For Ruth Reichl, the New York Times restaurant critic, learning to taste (and eventually, to cook) may have been a simple matter of self-preservation. Reichl spent her childhood in New York's Greenwich Village with a manic-depressive mother who was not only taste-blind but utterly unafraid of rot. "Oh, it's just a little mold," her mother would chirp, scraping "fuzzy blue stuff" from one pile of leftovers or another. For the young Reichl, a sense of duty kicked in: "My mission was to keep Mom from killing anybody who came to dinner." This wasn't always easy. In the wake of one of her mother's parties, 26 gut-sick guests checked into a hospital.
"Tender at the Bone" is Reichl's account of how a sense of duty blossomed into a matter of love -- it's about her discovery that "food could be a way of making sense of the world." Thus we follow her on a series of culinary adventures: to private school in Montreal, where a rich friend's parents initiate Reichl and her precocious taste buds into the world of haute cuisine; through high school, where she became popular ("I wasn't a cheerleader or a dancer and nobody ever asked me to the drive-in") by cooking for her expanding circle of friends. Later, we tag along as she attends the University of Michigan in the late '60s and then moves to Berkeley, where she lives in a commune, drives a battered Volvo, begins cooking for a staff-owned restaurant and gains notoriety as a "gypsy chef." Reichl punctuates the sections of this memoir with homey recipes; as with many foodies, they're as much a part of her autobiography as anything else.

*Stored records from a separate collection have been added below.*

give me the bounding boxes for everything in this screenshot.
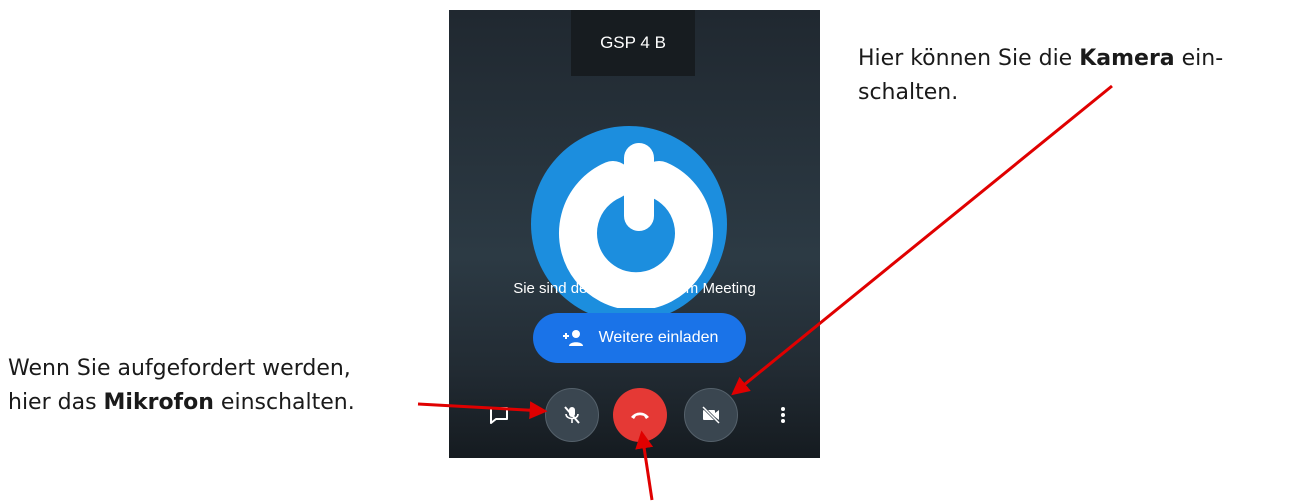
mic-toggle-button[interactable] [545, 388, 599, 442]
meeting-title: GSP 4 B [571, 10, 695, 76]
annotation-mic-bold: Mikrofon [103, 390, 214, 415]
invite-button[interactable]: Weitere einladen [533, 313, 746, 363]
annotation-camera-line2: schalten. [858, 80, 959, 105]
camera-toggle-button[interactable] [684, 388, 738, 442]
call-controls [449, 388, 820, 444]
annotation-camera-prefix: Hier können Sie die [858, 46, 1080, 71]
meeting-screen: GSP 4 B Sie sind der erste in diesem Mee… [449, 10, 820, 458]
chat-button[interactable] [487, 403, 511, 427]
camera-off-icon [701, 405, 721, 425]
mic-off-icon [564, 406, 580, 424]
person-add-icon [562, 330, 583, 346]
annotation-mic-prefix: hier das [8, 390, 104, 415]
annotation-mic-line1: Wenn Sie aufgefordert werden, [8, 356, 351, 381]
annotation-camera-suffix: ein- [1174, 46, 1224, 71]
meeting-status-text: Sie sind der erste in diesem Meeting [513, 280, 756, 297]
more-vert-icon [781, 407, 785, 423]
invite-label: Weitere einladen [598, 329, 719, 346]
more-options-button[interactable] [771, 403, 795, 427]
annotation-camera: Hier können Sie die Kamera ein- schalten… [858, 42, 1258, 110]
annotation-mic-suffix: einschalten. [213, 390, 355, 415]
annotation-mic: Wenn Sie aufgefordert werden, hier das M… [8, 352, 468, 420]
call-end-icon [631, 412, 649, 419]
chat-icon [490, 407, 508, 424]
annotation-camera-bold: Kamera [1079, 46, 1175, 71]
hang-up-button[interactable] [613, 388, 667, 442]
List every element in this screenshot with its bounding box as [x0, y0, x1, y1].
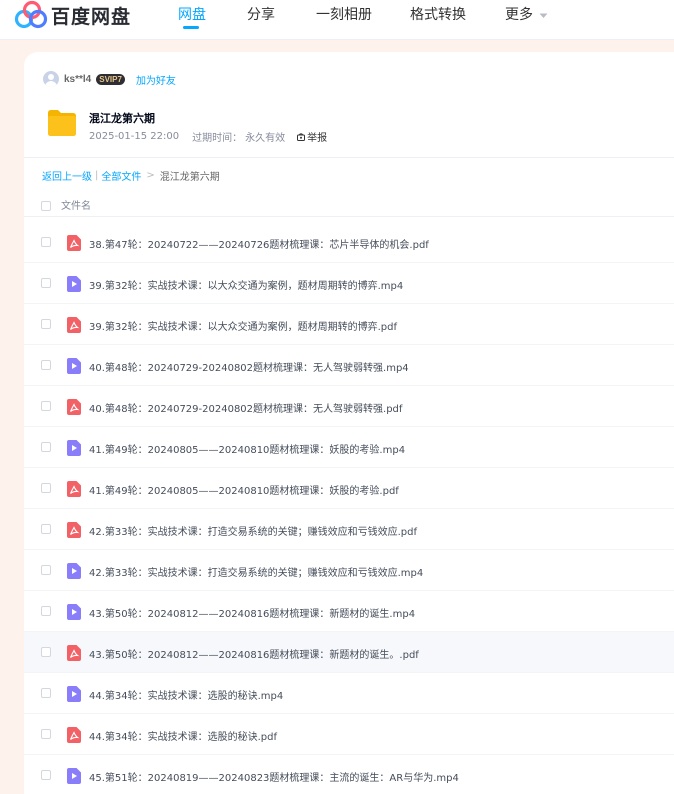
sharer-info: ks**l4 SVIP7 加为好友 [43, 71, 176, 87]
file-name[interactable]: 38.第47轮：20240722——20240726题材梳理课：芯片半导体的机会… [89, 236, 429, 251]
add-friend-link[interactable]: 加为好友 [136, 72, 176, 87]
file-checkbox[interactable] [41, 319, 51, 329]
pdf-file-icon [67, 645, 81, 661]
breadcrumb: 返回上一级 | 全部文件 > 混江龙第六期 [42, 168, 220, 183]
file-name[interactable]: 39.第32轮：实战技术课：以大众交通为案例，题材周期转的博弈.pdf [89, 318, 397, 333]
video-file-icon [67, 440, 81, 456]
file-row[interactable]: 45.第51轮：20240819——20240823题材梳理课：主流的诞生：AR… [24, 755, 674, 794]
video-file-icon [67, 563, 81, 579]
avatar[interactable] [43, 71, 59, 87]
file-row[interactable]: 39.第32轮：实战技术课：以大众交通为案例，题材周期转的博弈.pdf [24, 304, 674, 345]
file-row[interactable]: 44.第34轮：实战技术课：选股的秘诀.pdf [24, 714, 674, 755]
video-file-icon [67, 358, 81, 374]
nav-active-indicator [183, 26, 199, 29]
file-row[interactable]: 40.第48轮：20240729-20240802题材梳理课：无人驾驶弱转强.p… [24, 386, 674, 427]
file-name[interactable]: 45.第51轮：20240819——20240823题材梳理课：主流的诞生：AR… [89, 769, 459, 784]
file-row[interactable]: 43.第50轮：20240812——20240816题材梳理课：新题材的诞生。.… [24, 632, 674, 673]
pdf-file-icon [67, 522, 81, 538]
file-checkbox[interactable] [41, 360, 51, 370]
file-name[interactable]: 40.第48轮：20240729-20240802题材梳理课：无人驾驶弱转强.m… [89, 359, 409, 374]
divider [24, 157, 674, 158]
breadcrumb-divider: | [95, 170, 99, 181]
file-name[interactable]: 44.第34轮：实战技术课：选股的秘诀.mp4 [89, 687, 283, 702]
report-icon [297, 132, 306, 141]
expire-label: 过期时间： [192, 133, 243, 144]
nav-netdisk[interactable]: 网盘 [178, 4, 206, 24]
report-button[interactable]: 举报 [296, 129, 327, 144]
breadcrumb-separator: > [146, 170, 155, 181]
back-link[interactable]: 返回上一级 [42, 168, 92, 183]
video-file-icon [67, 604, 81, 620]
baidu-netdisk-logo[interactable]: 百度网盘 [14, 0, 131, 30]
expire-value: 永久有效 [245, 133, 286, 144]
file-list-header: 文件名 [24, 193, 674, 217]
file-name[interactable]: 42.第33轮：实战技术课：打造交易系统的关键；赚钱效应和亏钱效应.pdf [89, 523, 417, 538]
file-row[interactable]: 44.第34轮：实战技术课：选股的秘诀.mp4 [24, 673, 674, 714]
file-row[interactable]: 40.第48轮：20240729-20240802题材梳理课：无人驾驶弱转强.m… [24, 345, 674, 386]
file-checkbox[interactable] [41, 770, 51, 780]
share-date: 2025-01-15 22:00 [89, 131, 180, 142]
top-nav-bar: 百度网盘 网盘 分享 一刻相册 格式转换 更多 [0, 0, 674, 40]
file-name[interactable]: 42.第33轮：实战技术课：打造交易系统的关键；赚钱效应和亏钱效应.mp4 [89, 564, 423, 579]
file-checkbox[interactable] [41, 524, 51, 534]
file-checkbox[interactable] [41, 647, 51, 657]
file-row[interactable]: 42.第33轮：实战技术课：打造交易系统的关键；赚钱效应和亏钱效应.mp4 [24, 550, 674, 591]
pdf-file-icon [67, 481, 81, 497]
sharer-name: ks**l4 [64, 73, 92, 85]
file-name[interactable]: 43.第50轮：20240812——20240816题材梳理课：新题材的诞生.m… [89, 605, 415, 620]
file-name[interactable]: 39.第32轮：实战技术课：以大众交通为案例，题材周期转的博弈.mp4 [89, 277, 403, 292]
video-file-icon [67, 276, 81, 292]
file-checkbox[interactable] [41, 483, 51, 493]
nav-share[interactable]: 分享 [247, 4, 275, 24]
video-file-icon [67, 686, 81, 702]
nav-more[interactable]: 更多 [505, 4, 533, 24]
file-name[interactable]: 43.第50轮：20240812——20240816题材梳理课：新题材的诞生。.… [89, 646, 419, 661]
file-row[interactable]: 38.第47轮：20240722——20240726题材梳理课：芯片半导体的机会… [24, 222, 674, 263]
file-checkbox[interactable] [41, 729, 51, 739]
file-row[interactable]: 41.第49轮：20240805——20240810题材梳理课：妖股的考验.mp… [24, 427, 674, 468]
select-all-checkbox[interactable] [41, 201, 51, 211]
folder-icon [48, 110, 76, 136]
chevron-down-icon[interactable] [539, 13, 548, 19]
file-checkbox[interactable] [41, 278, 51, 288]
file-checkbox[interactable] [41, 606, 51, 616]
file-checkbox[interactable] [41, 565, 51, 575]
nav-album[interactable]: 一刻相册 [316, 4, 372, 24]
file-row[interactable]: 39.第32轮：实战技术课：以大众交通为案例，题材周期转的博弈.mp4 [24, 263, 674, 304]
file-name[interactable]: 44.第34轮：实战技术课：选股的秘诀.pdf [89, 728, 277, 743]
breadcrumb-current: 混江龙第六期 [159, 172, 220, 183]
pdf-file-icon [67, 317, 81, 333]
column-filename[interactable]: 文件名 [61, 197, 91, 212]
report-label: 举报 [307, 133, 328, 144]
file-row[interactable]: 41.第49轮：20240805——20240810题材梳理课：妖股的考验.pd… [24, 468, 674, 509]
file-name[interactable]: 40.第48轮：20240729-20240802题材梳理课：无人驾驶弱转强.p… [89, 400, 402, 415]
share-meta: 2025-01-15 22:00 过期时间： 永久有效 举报 [89, 129, 327, 144]
file-checkbox[interactable] [41, 442, 51, 452]
video-file-icon [67, 768, 81, 784]
nav-format-convert[interactable]: 格式转换 [410, 4, 466, 24]
file-name[interactable]: 41.第49轮：20240805——20240810题材梳理课：妖股的考验.pd… [89, 482, 399, 497]
all-files-link[interactable]: 全部文件 [101, 168, 141, 183]
pdf-file-icon [67, 727, 81, 743]
file-name[interactable]: 41.第49轮：20240805——20240810题材梳理课：妖股的考验.mp… [89, 441, 405, 456]
pdf-file-icon [67, 399, 81, 415]
cloud-logo-icon [14, 0, 48, 29]
file-checkbox[interactable] [41, 401, 51, 411]
file-row[interactable]: 43.第50轮：20240812——20240816题材梳理课：新题材的诞生.m… [24, 591, 674, 632]
svip-badge: SVIP7 [96, 73, 125, 85]
share-title: 混江龙第六期 [89, 112, 155, 125]
file-checkbox[interactable] [41, 688, 51, 698]
pdf-file-icon [67, 235, 81, 251]
file-row[interactable]: 42.第33轮：实战技术课：打造交易系统的关键；赚钱效应和亏钱效应.pdf [24, 509, 674, 550]
file-checkbox[interactable] [41, 237, 51, 247]
logo-text: 百度网盘 [51, 5, 132, 28]
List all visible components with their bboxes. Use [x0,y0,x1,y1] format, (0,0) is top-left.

It's easy to imagine New York's anxious restaurateurs poring over this text with an almost Talmudic rigor, seeking clues to Reichl's tastes and psyche. It's also easy to imagine them nodding off right into their consommi. Reichl is a fine, fearless critic -- she single-handedly cracked open the Times' star-based rating system, infuriating the old guard as she awarded high marks to noodle shops as well as the usual French temples du cuisine -- but "Tender at the Bone" is remarkably flat and underseasoned; reading it is like ordering mushroom soup at La Grenouille and watching as the chef heats up a can of Campbell's. Nothing is at stake here; Reichl piles anecdote upon anecdote with little supporting matter, and after a few chapters you're already tired of reading about how her "eyes start to tear" after gratefully sampling one delicacy or another. Reichl's prose, so pointed in the Times, here seems charmless and banal, lacking both A.J. Liebling's cheerful, streaming ease and M.F.K. Fisher's rough-hewn good sense. Her sentences are rarely bad enough to single out for censure, but en masse they're stupefying. Clichis are sprinkled like canned Parmesan cheese: "We passed through the bar on the way in; it was cold and dark, filled with ham-fisted men holding tall glasses of frosty beer."
I suspect Reichl knew this memoir had gone off the rails. Late in the book she tosses in, apropos of very little, a bit of forced drama -- she's suddenly terrified of driving over the Bay Area's bridges. With the help of a fellow foodie, she overcomes her phobia and arrives safely for a meal at a swank Asian restaurant. Using "silver-tipped ivory chopsticks" she devours something called drunken squab. Meanwhile, readers will be calling out for double espressos -- and the check, please.